Mede ricorda Pietro Sormani violinista e compositore
MEDE.Era nato in paese 150 anni fa, poi è diventato un musicista famoso in Italia e a Mede s'era perso ogni ricordo. Grazie ad una manifestazione commemorativa, legata proprio all'anniversario della nascita, verrà sollevata la cortina di silenzio scesa inspiegabilmente sulla sua figura. Parliamo di Pietro Sormami, musicista (fu primo violino alla Scala) e compositore (scrisse tra l'altro l'opera lirica «Atala e Ciactas»). Grazie a quest'ultimo lavoro Mede ha scoperto di aver dato i natali a un insigne musicista. Domani il manoscritto originale dell'opera verrà donato dal corpo musicale Giuseppe Verdi di Binzago (Milano) al Museo teatrale della Scala di Milano. L'annuncio dell'evento ha permesso di far luce sulle origini medesi del maestro Sormani. Una serie di ricerche, sollecitate dal presidente del corpo musicale milanese, Franco De Ponti, ha permesso di far luce sui natali medesi di Sormani. Sono infatti le indagini effettuate presso l'anagrafe comunale e nell'archivio parrocchiale che hanno portato a ricostruire la storia del maestro di cui esisteva solo un breve profilo biografico nel libro «Mede fra storia e cultura contadina in Lomellina» scritto nel 1983 dallo storico medese Giuseppe Masinari.

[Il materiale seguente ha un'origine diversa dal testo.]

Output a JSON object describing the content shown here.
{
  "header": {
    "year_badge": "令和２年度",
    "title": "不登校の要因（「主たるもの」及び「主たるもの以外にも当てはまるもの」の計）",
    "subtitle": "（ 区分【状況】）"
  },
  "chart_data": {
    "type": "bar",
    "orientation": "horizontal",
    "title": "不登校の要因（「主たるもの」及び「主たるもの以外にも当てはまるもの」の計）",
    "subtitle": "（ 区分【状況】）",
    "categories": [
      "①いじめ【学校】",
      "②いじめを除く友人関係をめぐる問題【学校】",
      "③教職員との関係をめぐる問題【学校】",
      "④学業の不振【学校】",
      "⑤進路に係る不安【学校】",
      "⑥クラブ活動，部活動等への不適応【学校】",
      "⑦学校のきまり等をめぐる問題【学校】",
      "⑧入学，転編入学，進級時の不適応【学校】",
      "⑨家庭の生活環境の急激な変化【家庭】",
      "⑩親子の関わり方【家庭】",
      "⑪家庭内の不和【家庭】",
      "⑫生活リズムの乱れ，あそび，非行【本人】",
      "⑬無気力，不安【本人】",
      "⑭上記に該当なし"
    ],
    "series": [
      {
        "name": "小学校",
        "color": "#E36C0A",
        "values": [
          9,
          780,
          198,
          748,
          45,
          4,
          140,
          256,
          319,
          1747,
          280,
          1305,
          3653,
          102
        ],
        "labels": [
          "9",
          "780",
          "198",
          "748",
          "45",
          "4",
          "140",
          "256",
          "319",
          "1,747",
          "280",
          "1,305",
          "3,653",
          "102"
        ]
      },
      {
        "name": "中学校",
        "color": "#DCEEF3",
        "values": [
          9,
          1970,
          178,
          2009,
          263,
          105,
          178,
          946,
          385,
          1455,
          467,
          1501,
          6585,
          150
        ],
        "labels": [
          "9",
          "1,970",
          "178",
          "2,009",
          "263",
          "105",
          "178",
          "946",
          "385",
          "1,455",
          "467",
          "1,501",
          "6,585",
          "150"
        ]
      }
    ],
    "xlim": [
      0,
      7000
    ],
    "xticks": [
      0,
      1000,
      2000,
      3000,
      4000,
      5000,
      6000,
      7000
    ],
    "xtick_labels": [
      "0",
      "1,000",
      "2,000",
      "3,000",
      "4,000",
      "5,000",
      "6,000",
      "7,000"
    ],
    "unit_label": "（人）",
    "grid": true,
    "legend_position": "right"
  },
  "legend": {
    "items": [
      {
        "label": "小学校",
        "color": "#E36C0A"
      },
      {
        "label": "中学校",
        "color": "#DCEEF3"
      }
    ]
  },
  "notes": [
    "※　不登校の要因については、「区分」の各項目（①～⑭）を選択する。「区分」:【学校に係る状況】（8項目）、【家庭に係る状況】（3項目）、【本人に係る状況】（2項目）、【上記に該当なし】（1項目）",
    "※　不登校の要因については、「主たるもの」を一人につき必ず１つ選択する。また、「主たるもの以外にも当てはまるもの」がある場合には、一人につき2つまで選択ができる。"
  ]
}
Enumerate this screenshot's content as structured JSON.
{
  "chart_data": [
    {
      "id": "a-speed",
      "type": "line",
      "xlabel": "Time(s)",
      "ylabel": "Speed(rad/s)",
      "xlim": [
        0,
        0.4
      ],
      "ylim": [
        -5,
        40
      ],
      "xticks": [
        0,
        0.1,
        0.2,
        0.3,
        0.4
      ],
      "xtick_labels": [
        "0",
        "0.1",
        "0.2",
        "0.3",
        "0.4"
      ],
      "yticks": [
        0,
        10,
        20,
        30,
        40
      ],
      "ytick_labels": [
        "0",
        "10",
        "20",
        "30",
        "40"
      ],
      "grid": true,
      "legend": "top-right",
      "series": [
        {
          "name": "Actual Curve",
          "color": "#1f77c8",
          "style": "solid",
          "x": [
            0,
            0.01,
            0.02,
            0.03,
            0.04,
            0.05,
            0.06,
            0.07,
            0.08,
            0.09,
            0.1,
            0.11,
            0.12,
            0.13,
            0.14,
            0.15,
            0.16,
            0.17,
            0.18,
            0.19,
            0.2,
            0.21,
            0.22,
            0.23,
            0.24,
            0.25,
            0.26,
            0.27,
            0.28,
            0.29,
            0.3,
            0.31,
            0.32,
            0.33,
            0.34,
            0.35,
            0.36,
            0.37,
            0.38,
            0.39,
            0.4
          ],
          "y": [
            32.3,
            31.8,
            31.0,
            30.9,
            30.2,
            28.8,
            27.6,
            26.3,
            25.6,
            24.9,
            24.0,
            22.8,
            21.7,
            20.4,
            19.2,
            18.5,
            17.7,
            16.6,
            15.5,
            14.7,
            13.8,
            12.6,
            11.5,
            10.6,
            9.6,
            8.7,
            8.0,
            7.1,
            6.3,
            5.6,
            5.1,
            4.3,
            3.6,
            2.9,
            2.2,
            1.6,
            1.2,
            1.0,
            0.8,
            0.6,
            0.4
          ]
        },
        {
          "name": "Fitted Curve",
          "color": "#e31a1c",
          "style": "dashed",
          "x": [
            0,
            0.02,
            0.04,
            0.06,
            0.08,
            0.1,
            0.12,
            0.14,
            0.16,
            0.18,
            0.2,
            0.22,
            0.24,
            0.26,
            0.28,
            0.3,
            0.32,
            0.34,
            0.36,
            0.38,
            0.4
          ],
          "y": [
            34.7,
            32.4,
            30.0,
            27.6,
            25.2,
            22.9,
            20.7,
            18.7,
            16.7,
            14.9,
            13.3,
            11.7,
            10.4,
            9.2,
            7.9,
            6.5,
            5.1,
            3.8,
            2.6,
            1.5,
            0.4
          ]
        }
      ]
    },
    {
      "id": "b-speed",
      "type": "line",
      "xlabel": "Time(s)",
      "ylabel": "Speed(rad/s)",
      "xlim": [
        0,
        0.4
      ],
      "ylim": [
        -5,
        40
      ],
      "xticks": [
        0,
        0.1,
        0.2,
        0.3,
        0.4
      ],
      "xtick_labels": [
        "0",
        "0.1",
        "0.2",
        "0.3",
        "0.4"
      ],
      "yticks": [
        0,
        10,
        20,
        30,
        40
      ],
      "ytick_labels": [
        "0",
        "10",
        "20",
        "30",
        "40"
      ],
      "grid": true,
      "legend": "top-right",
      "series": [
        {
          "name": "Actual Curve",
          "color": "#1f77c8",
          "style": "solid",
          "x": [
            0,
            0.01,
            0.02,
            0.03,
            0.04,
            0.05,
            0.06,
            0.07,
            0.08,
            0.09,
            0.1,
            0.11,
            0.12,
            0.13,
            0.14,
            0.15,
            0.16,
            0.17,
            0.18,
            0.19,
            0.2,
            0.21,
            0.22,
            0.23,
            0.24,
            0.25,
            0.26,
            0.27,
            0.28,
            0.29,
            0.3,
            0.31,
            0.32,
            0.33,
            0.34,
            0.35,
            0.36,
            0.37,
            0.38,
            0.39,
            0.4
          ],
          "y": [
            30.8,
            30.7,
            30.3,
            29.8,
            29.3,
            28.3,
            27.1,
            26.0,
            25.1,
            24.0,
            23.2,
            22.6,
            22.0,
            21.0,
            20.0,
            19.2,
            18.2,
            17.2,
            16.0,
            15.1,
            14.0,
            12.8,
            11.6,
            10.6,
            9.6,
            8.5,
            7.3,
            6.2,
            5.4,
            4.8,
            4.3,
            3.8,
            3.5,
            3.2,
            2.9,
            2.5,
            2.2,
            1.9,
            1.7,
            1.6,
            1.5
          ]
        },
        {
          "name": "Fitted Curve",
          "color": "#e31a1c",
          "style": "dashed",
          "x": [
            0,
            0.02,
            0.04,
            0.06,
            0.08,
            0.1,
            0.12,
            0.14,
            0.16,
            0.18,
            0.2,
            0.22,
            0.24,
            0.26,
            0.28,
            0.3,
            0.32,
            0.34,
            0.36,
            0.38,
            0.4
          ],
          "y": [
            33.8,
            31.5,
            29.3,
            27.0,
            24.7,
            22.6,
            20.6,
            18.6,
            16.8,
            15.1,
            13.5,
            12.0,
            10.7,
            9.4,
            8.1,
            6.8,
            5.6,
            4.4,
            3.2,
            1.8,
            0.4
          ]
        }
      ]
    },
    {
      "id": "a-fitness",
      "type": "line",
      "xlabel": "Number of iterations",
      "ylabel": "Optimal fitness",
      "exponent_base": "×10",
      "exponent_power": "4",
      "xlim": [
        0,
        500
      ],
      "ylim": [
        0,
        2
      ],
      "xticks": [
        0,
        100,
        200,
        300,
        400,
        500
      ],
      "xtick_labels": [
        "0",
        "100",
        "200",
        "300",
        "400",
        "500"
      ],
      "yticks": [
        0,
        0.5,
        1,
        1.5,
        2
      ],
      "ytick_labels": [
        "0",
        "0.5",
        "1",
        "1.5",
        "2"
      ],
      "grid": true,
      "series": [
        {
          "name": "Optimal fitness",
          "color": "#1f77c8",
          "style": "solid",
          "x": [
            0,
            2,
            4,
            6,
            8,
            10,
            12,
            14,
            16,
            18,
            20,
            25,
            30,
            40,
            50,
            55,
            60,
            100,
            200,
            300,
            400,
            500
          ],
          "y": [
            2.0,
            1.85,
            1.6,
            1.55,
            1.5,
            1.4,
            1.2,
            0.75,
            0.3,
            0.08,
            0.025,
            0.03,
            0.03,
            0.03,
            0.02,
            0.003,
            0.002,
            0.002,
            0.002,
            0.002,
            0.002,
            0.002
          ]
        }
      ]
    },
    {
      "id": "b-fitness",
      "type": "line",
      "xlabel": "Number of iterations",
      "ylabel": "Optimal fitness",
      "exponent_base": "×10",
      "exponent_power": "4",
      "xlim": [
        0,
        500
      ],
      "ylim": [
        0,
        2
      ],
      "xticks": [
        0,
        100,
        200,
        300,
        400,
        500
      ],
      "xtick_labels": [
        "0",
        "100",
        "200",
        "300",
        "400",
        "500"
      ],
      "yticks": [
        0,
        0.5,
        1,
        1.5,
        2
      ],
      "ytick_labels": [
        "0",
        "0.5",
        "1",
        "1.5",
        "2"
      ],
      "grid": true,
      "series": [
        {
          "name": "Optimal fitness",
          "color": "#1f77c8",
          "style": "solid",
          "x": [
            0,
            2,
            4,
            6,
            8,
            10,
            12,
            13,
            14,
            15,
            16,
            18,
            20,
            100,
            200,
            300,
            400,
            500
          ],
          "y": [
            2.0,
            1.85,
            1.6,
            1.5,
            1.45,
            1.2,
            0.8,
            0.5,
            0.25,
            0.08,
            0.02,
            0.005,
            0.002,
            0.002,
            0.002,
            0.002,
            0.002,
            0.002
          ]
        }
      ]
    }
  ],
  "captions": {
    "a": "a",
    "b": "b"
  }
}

Pietro Sormani era nato a Mede il 31 marzo 1860, ottavo e ultimo figlio di Carlo e Giuseppa Sesti. Trasferitosi giovanissimo a Milano, fu allievo di Amilcare Ponchielli e Angelo Corbellini. Fu tra i migliori violinisti della Scala. Direttore d'orchestra, diresse importanti stagioni liriche in Italia e in America. Riscosse molto successo all'opera di Buenos Aires. Fu sostituto di celebri direttori d'orchestra. Durante la stagione 1906-1907, dopo Toscanini, diresse alla Scala le opere «Carmen» e «Gioconda». Una sua rinomata berceuse venne eseguita alla Scala nel 1890.
Mori, a soli 53 anni, a Milano il 3 gennaio 1913. Domani alla manifestazione scaligera in rappresentanza della città che gli ha dato i natali sarà presente il sindaco Giorgio Guardamagna.